Frank Sorick, a former mayoral candidate and president of the Wilkes-Barre City Taxpayers Association, said he wonders whether the district attorney is dragging out the investigation until the two-year statute of limitations for misdemeanor offenses is up.
“That seems to be what’s going on here,” Sorick said. “God, I hope not.”
Salavantis didn’t return messages seeing comment. A woman who answered the phone in her office Monday referred calls to Wilkes-Barre officials and said that Salavantis — despite making several public statements about the case — couldn’t comment about an ongoing investigation.
The fuel fiasco began in July 2012 after The Times-Leader discovered the city couldn’t account for 18,000 gallons of fuel.
Mayor Tom Leighton also acknowledged he didn’t adequately track the gas he used to fill his personal vehicle, which he also uses for municipal business in lieu of taking a city car.
The mayor’s fuel use has proven particularly irksome to the taxpayers’ association, which plastered a photo of Leighton in a white T-shirt fueling up his SUV on a main thoroughfare billboard.
Drew McLaughlin, municipal affairs manager for Wilkes-Barre, said the city has acknowledged its shoddy record-keeping policies and installed an electronic system to track gas and diesel usage.
The city also has cooperated with the district attorney’s investigation, McLaughlin said, noting that a spate of violent crimes in the area could have slowed Salavantis’ inquiry.
“Obviously, we would like to see the matter come to a quick end,” he said.
That hasn’t happened.

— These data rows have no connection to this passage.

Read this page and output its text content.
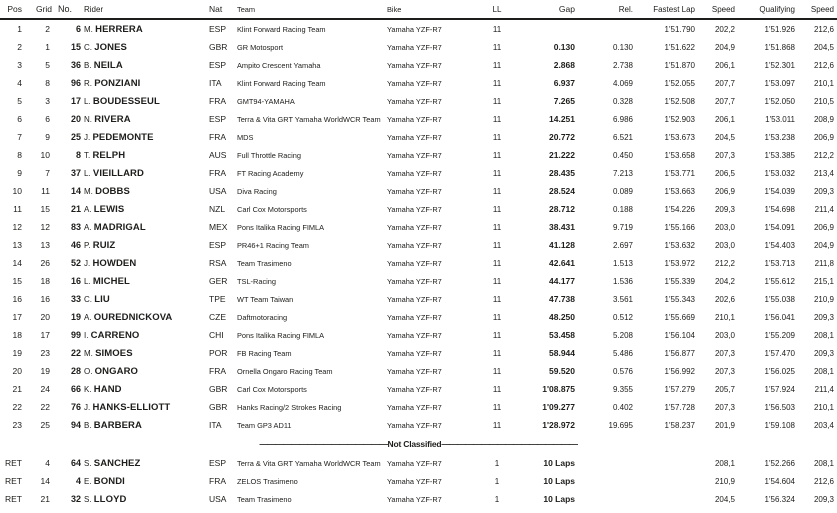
Pos	Grid	No.	Rider	Nat	Team	Bike	LL	Gap	Rel.	Fastest Lap	Speed	Qualifying	Speed
1	2	6	M. HERRERA	ESP	Klint Forward Racing Team	Yamaha YZF-R7	11			1'51.790	202,2	1'51.926	212,6
2	1	15	C. JONES	GBR	GR Motosport	Yamaha YZF-R7	11	0.130	0.130	1'51.622	204,9	1'51.868	204,5
3	5	36	B. NEILA	ESP	Ampito Crescent Yamaha	Yamaha YZF-R7	11	2.868	2.738	1'51.870	206,1	1'52.301	212,6
4	8	96	R. PONZIANI	ITA	Klint Forward Racing Team	Yamaha YZF-R7	11	6.937	4.069	1'52.055	207,7	1'53.097	210,1
5	3	17	L. BOUDESSEUL	FRA	GMT94-YAMAHA	Yamaha YZF-R7	11	7.265	0.328	1'52.508	207,7	1'52.050	210,5
6	6	20	N. RIVERA	ESP	Terra & Vita GRT Yamaha WorldWCR Team	Yamaha YZF-R7	11	14.251	6.986	1'52.903	206,1	1'53.011	208,9
7	9	25	J. PEDEMONTE	FRA	MDS	Yamaha YZF-R7	11	20.772	6.521	1'53.673	204,5	1'53.238	206,9
8	10	8	T. RELPH	AUS	Full Throttle Racing	Yamaha YZF-R7	11	21.222	0.450	1'53.658	207,3	1'53.385	212,2
9	7	37	L. VIEILLARD	FRA	FT Racing Academy	Yamaha YZF-R7	11	28.435	7.213	1'53.771	206,5	1'53.032	213,4
10	11	14	M. DOBBS	USA	Diva Racing	Yamaha YZF-R7	11	28.524	0.089	1'53.663	206,9	1'54.039	209,3
11	15	21	A. LEWIS	NZL	Carl Cox Motorsports	Yamaha YZF-R7	11	28.712	0.188	1'54.226	209,3	1'54.698	211,4
12	12	83	A. MADRIGAL	MEX	Pons Italika Racing FIMLA	Yamaha YZF-R7	11	38.431	9.719	1'55.166	203,0	1'54.091	206,9
13	13	46	P. RUIZ	ESP	PR46+1 Racing Team	Yamaha YZF-R7	11	41.128	2.697	1'53.632	203,0	1'54.403	204,9
14	26	52	J. HOWDEN	RSA	Team Trasimeno	Yamaha YZF-R7	11	42.641	1.513	1'53.972	212,2	1'53.713	211,8
15	18	16	L. MICHEL	GER	TSL-Racing	Yamaha YZF-R7	11	44.177	1.536	1'55.339	204,2	1'55.612	215,1
16	16	33	C. LIU	TPE	WT Team Taiwan	Yamaha YZF-R7	11	47.738	3.561	1'55.343	202,6	1'55.038	210,9
17	20	19	A. OUREDNICKOVA	CZE	Daftmotoracing	Yamaha YZF-R7	11	48.250	0.512	1'55.669	210,1	1'56.041	209,3
18	17	99	I. CARRENO	CHI	Pons Italika Racing FIMLA	Yamaha YZF-R7	11	53.458	5.208	1'56.104	203,0	1'55.209	208,1
19	23	22	M. SIMOES	POR	FB Racing Team	Yamaha YZF-R7	11	58.944	5.486	1'56.877	207,3	1'57.470	209,3
20	19	28	O. ONGARO	FRA	Ornella Ongaro Racing Team	Yamaha YZF-R7	11	59.520	0.576	1'56.992	207,3	1'56.025	208,1
21	24	66	K. HAND	GBR	Carl Cox Motorsports	Yamaha YZF-R7	11	1'08.875	9.355	1'57.279	205,7	1'57.924	211,4
22	22	76	J. HANKS-ELLIOTT	GBR	Hanks Racing/2 Strokes Racing	Yamaha YZF-R7	11	1'09.277	0.402	1'57.728	207,3	1'56.503	210,1
23	25	94	B. BARBERA	ITA	Team GP3 AD11	Yamaha YZF-R7	11	1'28.972	19.695	1'58.237	201,9	1'59.108	203,4

———————————————— Not Classified —————————————————													

RET	4	64	S. SANCHEZ	ESP	Terra & Vita GRT Yamaha WorldWCR Team	Yamaha YZF-R7	1	10 Laps			208,1	1'52.266	208,1
RET	14	4	E. BONDI	FRA	ZELOS Trasimeno	Yamaha YZF-R7	1	10 Laps			210,9	1'54.604	212,6
RET	21	32	S. LLOYD	USA	Team Trasimeno	Yamaha YZF-R7	1	10 Laps			204,5	1'56.324	209,3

And so far, only taxpayers have paid a price.
The Pennsylvania Department of Revenue fined the city almost $26,000 after finding 67,000 gallons of fuel were not properly documented during a two-year time period. The city has maintained that most of the fuel was used for tax-exempt public purposes.
Raup still wants action. In her letter, she broached the possibility that nepotism and a conflict of interest “seems to have hindered justice in the D.A.’s Office,” considering Salavantis’ top detective is the brother of the Wilkes-Barre police chief.
“She should have never taken that case,” Raup said.
The police chief didn’t use the pumps, McLaughlin said.
“Nonetheless, as you must also be aware, the investigation has been greatly prolonged by the city’s complete lack of policies, procedures, documentation, checks and balances, accounting and accountability regarding the use of gas by city employees and officials,” she wrote, according to the newspaper.
The plodding investigation poses the potential to become a political albatross for Salavantis, who knocked off incumbent District Attorney Jackie Musto Carroll despite having no prosecutorial experience. She won the contest after characterizing her opponent as an enabler of the kids-for-cash judicial scandal that rocked Luzerne County and left two former judges in prison.
Now, critics say, Salavantis’ time-consuming probe is evidence much is still the same in the corruption-plagued northeastern Pennsylvania.